Un contrôle satisfaisant de la douleur était obtenu chez les trois
quarts des patients. Pour le dernier patient, aucun signe de récidive n’était noté après un an de suivi. La simplicité de la radiofréquence et sa faible morbidité suggèrent d’évaluer maintenant
la radiofréquence sur une série plus importante de patients afin
de confirmer ces résultats encourageants.
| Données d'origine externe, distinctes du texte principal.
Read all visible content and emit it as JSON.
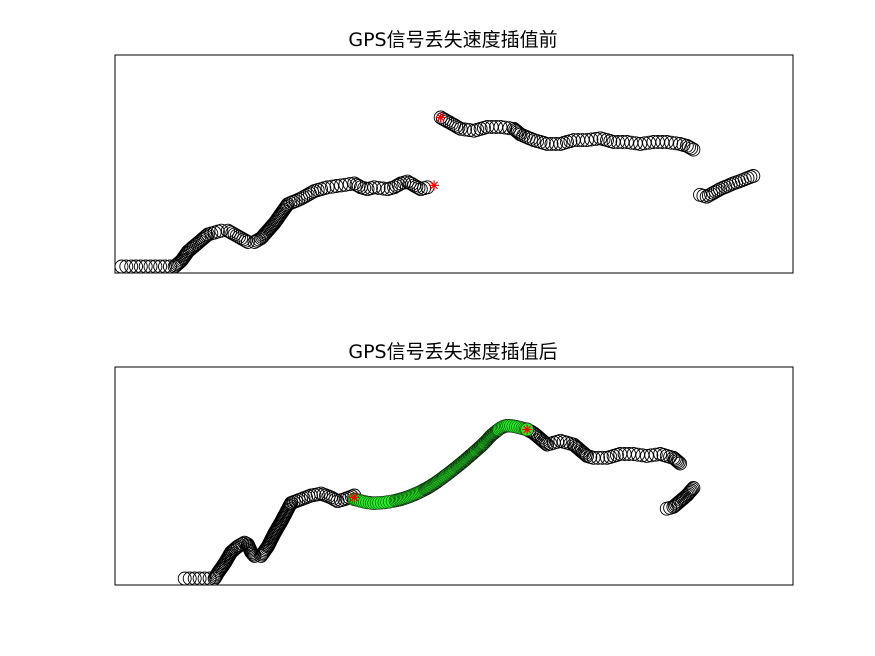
{
  "chart_data": [
    {
      "type": "scatter",
      "title": "GPS信号丢失速度插值前",
      "xlabel": "",
      "ylabel": "",
      "xlim": [
        0,
        100
      ],
      "ylim": [
        0,
        100
      ],
      "grid": false,
      "series": [
        {
          "marker": "circle",
          "color": "#000000",
          "trace": [
            [
              0,
              0
            ],
            [
              8,
              0
            ],
            [
              9,
              3
            ],
            [
              10,
              8
            ],
            [
              12,
              14
            ],
            [
              13,
              17
            ],
            [
              14,
              18
            ],
            [
              15,
              19
            ],
            [
              16,
              19
            ],
            [
              17,
              17
            ],
            [
              18,
              15
            ],
            [
              19,
              13
            ],
            [
              20,
              13
            ],
            [
              21,
              15
            ],
            [
              22,
              19
            ],
            [
              23,
              23
            ],
            [
              24,
              28
            ],
            [
              25,
              33
            ],
            [
              27,
              36
            ],
            [
              29,
              40
            ],
            [
              31,
              42
            ],
            [
              33,
              43
            ],
            [
              35,
              44
            ],
            [
              36,
              42
            ],
            [
              37,
              41
            ],
            [
              38,
              42
            ],
            [
              40,
              41
            ],
            [
              41,
              42
            ],
            [
              42,
              44
            ],
            [
              43,
              45
            ],
            [
              44,
              43
            ],
            [
              45,
              41
            ],
            [
              46,
              42
            ]
          ],
          "spacing": 0.7
        },
        {
          "marker": "circle",
          "color": "#000000",
          "trace": [
            [
              48,
              79
            ],
            [
              49,
              77
            ],
            [
              50,
              75
            ],
            [
              51,
              73
            ],
            [
              53,
              72
            ],
            [
              55,
              74
            ],
            [
              57,
              74
            ],
            [
              59,
              73
            ],
            [
              60,
              70
            ],
            [
              62,
              67
            ],
            [
              64,
              65
            ],
            [
              66,
              65
            ],
            [
              68,
              67
            ],
            [
              70,
              67
            ],
            [
              72,
              68
            ],
            [
              74,
              66
            ],
            [
              76,
              66
            ],
            [
              78,
              65
            ],
            [
              80,
              66
            ],
            [
              82,
              66
            ],
            [
              84,
              65
            ],
            [
              85,
              64
            ],
            [
              86,
              62
            ]
          ],
          "spacing": 0.7
        },
        {
          "marker": "circle",
          "color": "#000000",
          "trace": [
            [
              87,
              38
            ],
            [
              88,
              37
            ],
            [
              90,
              41
            ],
            [
              92,
              44
            ],
            [
              95,
              48
            ]
          ],
          "spacing": 0.7
        }
      ],
      "markers": [
        {
          "marker": "star",
          "color": "#ff0000",
          "x": 48,
          "y": 79
        },
        {
          "marker": "star",
          "color": "#ff0000",
          "x": 47,
          "y": 43
        }
      ]
    },
    {
      "type": "scatter",
      "title": "GPS信号丢失速度插值后",
      "xlabel": "",
      "ylabel": "",
      "xlim": [
        0,
        100
      ],
      "ylim": [
        0,
        100
      ],
      "grid": false,
      "series": [
        {
          "marker": "circle",
          "color": "#000000",
          "trace": [
            [
              9.5,
              0
            ],
            [
              14,
              0
            ],
            [
              14.5,
              3
            ],
            [
              15.5,
              8
            ],
            [
              16.5,
              14
            ],
            [
              17.5,
              17
            ],
            [
              18.5,
              19
            ],
            [
              19,
              18
            ],
            [
              19.5,
              14
            ],
            [
              20,
              12
            ],
            [
              21,
              12
            ],
            [
              22,
              17
            ],
            [
              23,
              24
            ],
            [
              24,
              30
            ],
            [
              25.5,
              40
            ],
            [
              27,
              42
            ],
            [
              28.5,
              44
            ],
            [
              30,
              45
            ],
            [
              31.5,
              43
            ],
            [
              32.5,
              41
            ],
            [
              33.5,
              42
            ],
            [
              35,
              44
            ]
          ],
          "spacing": 0.7
        },
        {
          "marker": "circle",
          "color": "#000000",
          "trace": [
            [
              61,
              79
            ],
            [
              62,
              77
            ],
            [
              63,
              74
            ],
            [
              64,
              71
            ],
            [
              66,
              73
            ],
            [
              68,
              71
            ],
            [
              69,
              68
            ],
            [
              70,
              65
            ],
            [
              71,
              64
            ],
            [
              73,
              64
            ],
            [
              75,
              66
            ],
            [
              77,
              66
            ],
            [
              79,
              65
            ],
            [
              81,
              66
            ],
            [
              83,
              64
            ],
            [
              84,
              61
            ]
          ],
          "spacing": 0.7
        },
        {
          "marker": "circle",
          "color": "#000000",
          "trace": [
            [
              82,
              37
            ],
            [
              83,
              38
            ],
            [
              84,
              41
            ],
            [
              85,
              44
            ],
            [
              86,
              48
            ]
          ],
          "spacing": 0.7
        },
        {
          "name": "",
          "marker": "circle-filled",
          "color": "#22ee22",
          "trace": [
            [
              35,
              42
            ],
            [
              38,
              40
            ],
            [
              42,
              42
            ],
            [
              46,
              48
            ],
            [
              50,
              58
            ],
            [
              54,
              70
            ],
            [
              56,
              77
            ],
            [
              58,
              81
            ],
            [
              61,
              79
            ]
          ],
          "spacing": 0.35,
          "smooth": true
        }
      ],
      "markers": [
        {
          "marker": "star",
          "color": "#ff0000",
          "x": 35,
          "y": 43
        },
        {
          "marker": "star",
          "color": "#ff0000",
          "x": 61,
          "y": 79
        }
      ]
    }
  ]
}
DANS LE CADRE DES MALADIES
INFLAMMATOIRES DE L’INTESTIN
Il est habituel de réaliser une iléostomie temporaire lors d’une
anastomose iléo-anale (AIA), afin de limiter les conséquences
S
d’une éventuelle fistule anastomotique. La lourdeur de ce schéma
thérapeutique a suggéré à l’équipe de Fazio d’évaluer les résultats de l’AIA sans iléostomie faite dans 228 cas sélectionnés, et
de les comparer à ceux de 1 772 AIA avec iléostomie. Bien que
comportant les biais d’une étude rétrospective (les patients obèses,
ayant suivi une corticothérapie au long cours, à haut risque de
complications septiques postopératoires, ayant tous une iléostomie...), la morbidité était significativement plus faible en cas
d’AIA sans iléostomie pour le taux d’occlusion sur bride (10 versus 20 %), de sténoses anastomotiques (9 versus 22 %), de sepsis
pelvien (3 versus 7 %), et de perte du réservoir (0,5 versus 2 %).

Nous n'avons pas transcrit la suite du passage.